El futuro centro funcionará como una plataforma de inteligencia climática capaz de combinar datos, investigación científica y análisis predictivo para ayudar en la toma de decisiones estratégicas relacionadas con el agua, las infraestructuras, la agricultura, la salud o el urbanismo.
Uno de los aspectos más innovadores del proyecto será la monitorización del conjunto del mar Mediterráneo para detectar tendencias y posibles amenazas climáticas con meses e incluso años de antelación.
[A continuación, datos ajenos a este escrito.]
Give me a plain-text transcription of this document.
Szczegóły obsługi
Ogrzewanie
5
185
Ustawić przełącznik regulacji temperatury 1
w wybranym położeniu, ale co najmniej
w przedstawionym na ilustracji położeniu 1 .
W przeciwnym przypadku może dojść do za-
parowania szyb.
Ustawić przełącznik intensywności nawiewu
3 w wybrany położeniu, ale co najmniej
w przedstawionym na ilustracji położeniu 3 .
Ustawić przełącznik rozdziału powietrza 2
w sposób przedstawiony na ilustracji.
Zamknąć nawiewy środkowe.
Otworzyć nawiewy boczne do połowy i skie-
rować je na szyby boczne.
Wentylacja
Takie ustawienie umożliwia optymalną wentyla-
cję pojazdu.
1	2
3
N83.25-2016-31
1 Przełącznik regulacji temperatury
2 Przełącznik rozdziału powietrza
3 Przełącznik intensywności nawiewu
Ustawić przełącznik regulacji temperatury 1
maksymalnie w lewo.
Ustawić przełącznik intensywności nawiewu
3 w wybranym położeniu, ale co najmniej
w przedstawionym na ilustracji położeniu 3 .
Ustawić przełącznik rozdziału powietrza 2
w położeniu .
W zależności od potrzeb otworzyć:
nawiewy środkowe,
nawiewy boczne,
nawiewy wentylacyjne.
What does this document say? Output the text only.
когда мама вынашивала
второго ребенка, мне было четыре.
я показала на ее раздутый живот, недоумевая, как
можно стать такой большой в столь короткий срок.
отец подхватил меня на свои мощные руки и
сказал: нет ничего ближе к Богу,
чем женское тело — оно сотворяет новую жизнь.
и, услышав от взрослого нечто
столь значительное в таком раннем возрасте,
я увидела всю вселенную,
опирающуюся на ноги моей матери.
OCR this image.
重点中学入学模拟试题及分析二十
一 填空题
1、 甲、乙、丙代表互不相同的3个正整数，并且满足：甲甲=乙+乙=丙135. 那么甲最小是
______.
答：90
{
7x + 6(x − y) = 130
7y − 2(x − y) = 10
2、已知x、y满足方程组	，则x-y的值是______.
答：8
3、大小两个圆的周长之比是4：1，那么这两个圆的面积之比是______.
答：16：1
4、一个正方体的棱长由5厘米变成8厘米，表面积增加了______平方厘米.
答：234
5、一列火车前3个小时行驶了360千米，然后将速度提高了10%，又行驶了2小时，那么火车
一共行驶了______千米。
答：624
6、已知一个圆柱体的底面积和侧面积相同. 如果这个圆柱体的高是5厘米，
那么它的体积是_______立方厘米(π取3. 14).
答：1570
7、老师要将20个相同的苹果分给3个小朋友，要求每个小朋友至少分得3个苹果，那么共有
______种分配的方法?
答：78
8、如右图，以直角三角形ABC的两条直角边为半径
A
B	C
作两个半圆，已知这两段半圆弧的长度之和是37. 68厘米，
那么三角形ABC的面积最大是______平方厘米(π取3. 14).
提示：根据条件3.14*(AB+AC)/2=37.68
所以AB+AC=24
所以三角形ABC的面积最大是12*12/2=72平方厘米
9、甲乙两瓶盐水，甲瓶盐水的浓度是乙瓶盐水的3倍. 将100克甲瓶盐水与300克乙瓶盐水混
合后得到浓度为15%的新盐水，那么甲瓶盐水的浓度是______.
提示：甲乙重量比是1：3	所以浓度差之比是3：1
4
La información recopilada se compartiría con otros territorios europeos para mejorar la capacidad de prevención y adaptación frente a eventos meteorológicos extremos.
La iniciativa surge tras los episodios climáticos registrados en los últimos años y especialmente después de las inundaciones de 2024, con el objetivo de reforzar la preparación ante futuras emergencias y minimizar los daños humanos, económicos y ambientales.
Además de generar conocimiento científico, el centro pretende orientar la planificación territorial y mejorar la eficiencia de las inversiones públicas, permitiendo diseñar infraestructuras y proyectos más resilientes frente al cambio climático.
El proyecto también contempla una estrecha colaboración con instituciones europeas y organismos internacionales especializados en adaptación climática, con la intención de convertir a la Comunitat Valenciana en un referente mediterráneo en prevención de riesgos naturales.
Dentro de esta estrategia de resiliencia, también se trabaja en nuevas actuaciones para reducir el impacto de futuras riadas, entre ellas la creación de parques inundables metropolitanos en las cuencas del Turia y del Poyo, espacios diseñados para funcionar como zonas verdes en condiciones normales y como áreas de laminación del agua durante episodios de lluvias intensas.
Con esta iniciativa, la Comunitat Valenciana busca situarse a la vanguardia europea en prevención climática, utilizando tecnología, ciencia y análisis predictivo para anticiparse a fenómenos extremos cada vez más frecuentes en la región mediterránea.